Soon, development boomed and the area became rather pricey. The emphasis switched from hammocks by the sound to small wooden cottages on the open beaches of the Atlantic Ocean. These cottages quickly fell victim to the storms of the Atlantic, including nor'easters and hurricanes. Wind and rain would slap at the foundations until the sand washed out from under the structure. Soon the cottages were bowing and buckling and finally toppling into the sea.

Beach erosion became a serious concern. Federal coastal management laws were passed to prohibit any construction closer than 60 feet, as measured from the first line of vegetation on the coastline. The erosion began to threaten some historic sites, including the original Kitty Hawk Lifesaving Station, which had to be jacked up and moved to a more protected site to save it from the ravages of wind and water.

Development continued, and the wooden cottages continued to fall into the sea. Vacationers can see the remaining cottages as they drive the Beach Road down through Kitty Hawk. The Atlantic Ocean can be seen from the vehicle as can the old cottages that are still clinging to life. Visitors to Kitty Hawk may recognize the structures as those seen on the Weather Channel, after a particularly vicious storm assaults the islands. One vicious storm, Hurricane Isabel, struck in 2003 and took seven of those cottages with her.

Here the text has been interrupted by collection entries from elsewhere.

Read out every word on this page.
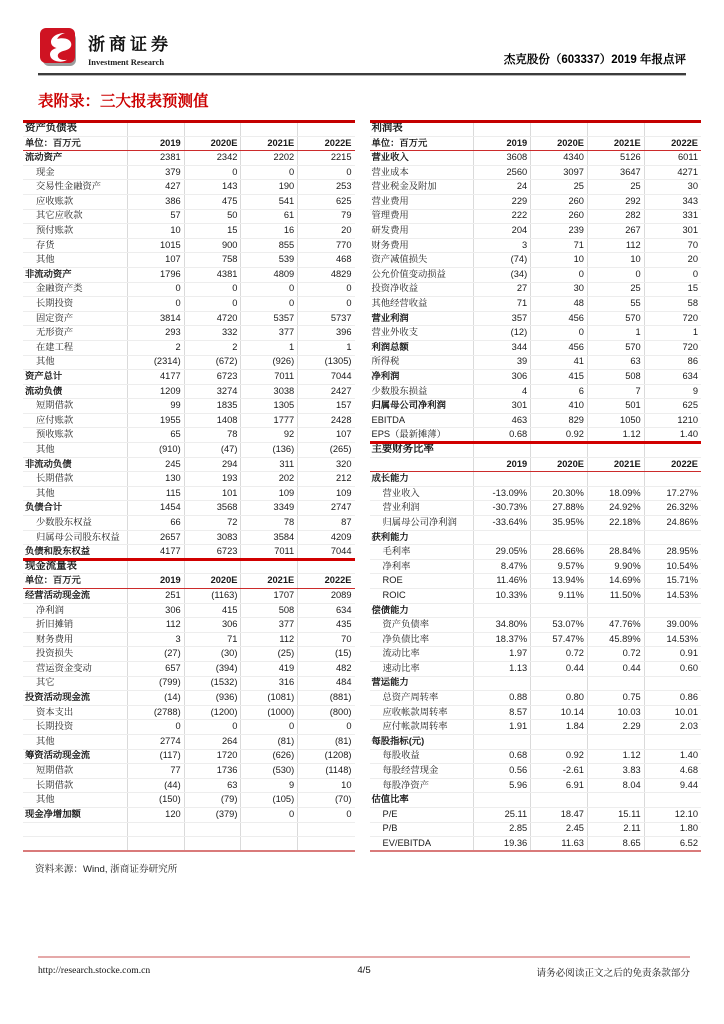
浙商证券
Investment Research	杰克股份（603337）2019 年报点评
表附录：三大报表预测值
资产负债表				
单位：百万元	2019	2020E	2021E	2022E
流动资产	2381	2342	2202	2215
现金	379	0	0	0
交易性金融资产	427	143	190	253
应收账款	386	475	541	625
其它应收款	57	50	61	79
预付账款	10	15	16	20
存货	1015	900	855	770
其他	107	758	539	468
非流动资产	1796	4381	4809	4829
金融资产类	0	0	0	0
长期投资	0	0	0	0
固定资产	3814	4720	5357	5737
无形资产	293	332	377	396
在建工程	2	2	1	1
其他	(2314)	(672)	(926)	(1305)
资产总计	4177	6723	7011	7044
流动负债	1209	3274	3038	2427
短期借款	99	1835	1305	157
应付账款	1955	1408	1777	2428
预收账款	65	78	92	107
其他	(910)	(47)	(136)	(265)
非流动负债	245	294	311	320
长期借款	130	193	202	212
其他	115	101	109	109
负债合计	1454	3568	3349	2747
少数股东权益	66	72	78	87
归属母公司股东权益	2657	3083	3584	4209
负债和股东权益	4177	6723	7011	7044
现金流量表				
单位：百万元	2019	2020E	2021E	2022E
经营活动现金流	251	(1163)	1707	2089
净利润	306	415	508	634
折旧摊销	112	306	377	435
财务费用	3	71	112	70
投资损失	(27)	(30)	(25)	(15)
营运资金变动	657	(394)	419	482
其它	(799)	(1532)	316	484
投资活动现金流	(14)	(936)	(1081)	(881)
资本支出	(2788)	(1200)	(1000)	(800)
长期投资	0	0	0	0
其他	2774	264	(81)	(81)
筹资活动现金流	(117)	1720	(626)	(1208)
短期借款	77	1736	(530)	(1148)
长期借款	(44)	63	9	10
其他	(150)	(79)	(105)	(70)
现金净增加额	120	(379)	0	0

资料来源：Wind, 浙商证券研究所
利润表				
单位：百万元	2019	2020E	2021E	2022E
营业收入	3608	4340	5126	6011
营业成本	2560	3097	3647	4271
营业税金及附加	24	25	25	30
营业费用	229	260	292	343
管理费用	222	260	282	331
研发费用	204	239	267	301
财务费用	3	71	112	70
资产减值损失	(74)	10	10	20
公允价值变动损益	(34)	0	0	0
投资净收益	27	30	25	15
其他经营收益	71	48	55	58
营业利润	357	456	570	720
营业外收支	(12)	0	1	1
利润总额	344	456	570	720
所得税	39	41	63	86
净利润	306	415	508	634
少数股东损益	4	6	7	9
归属母公司净利润	301	410	501	625
EBITDA	463	829	1050	1210
EPS（最新摊薄）	0.68	0.92	1.12	1.40
主要财务比率				
	2019	2020E	2021E	2022E
成长能力				
营业收入	-13.09%	20.30%	18.09%	17.27%
营业利润	-30.73%	27.88%	24.92%	26.32%
归属母公司净利润	-33.64%	35.95%	22.18%	24.86%
获利能力				
毛利率	29.05%	28.66%	28.84%	28.95%
净利率	8.47%	9.57%	9.90%	10.54%
ROE	11.46%	13.94%	14.69%	15.71%
ROIC	10.33%	9.11%	11.50%	14.53%
偿债能力				
资产负债率	34.80%	53.07%	47.76%	39.00%
净负债比率	18.37%	57.47%	45.89%	14.53%
流动比率	1.97	0.72	0.72	0.91
速动比率	1.13	0.44	0.44	0.60
营运能力				
总资产周转率	0.88	0.80	0.75	0.86
应收帐款周转率	8.57	10.14	10.03	10.01
应付帐款周转率	1.91	1.84	2.29	2.03
每股指标(元)				
每股收益	0.68	0.92	1.12	1.40
每股经营现金	0.56	-2.61	3.83	4.68
每股净资产	5.96	6.91	8.04	9.44
估值比率				
P/E	25.11	18.47	15.11	12.10
P/B	2.85	2.45	2.11	1.80
EV/EBITDA	19.36	11.63	8.65	6.52
http://research.stocke.com.cn	4/5	请务必阅读正文之后的免责条款部分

Though the cottages are no longer viable, Kitty Hawk is alive and well, providing a popular vacation spot for families, retirees and college students. It is also the home of over 3,000 year round residents. The city extends for four miles along the island and is home to shopping, restaurants, quaint eateries, the Wright Brothers headquarters, and tree-lined streets. Water sports are popular in Kitty Hawk, and visitors can watch for dolphins in Kitty Hawk Bay.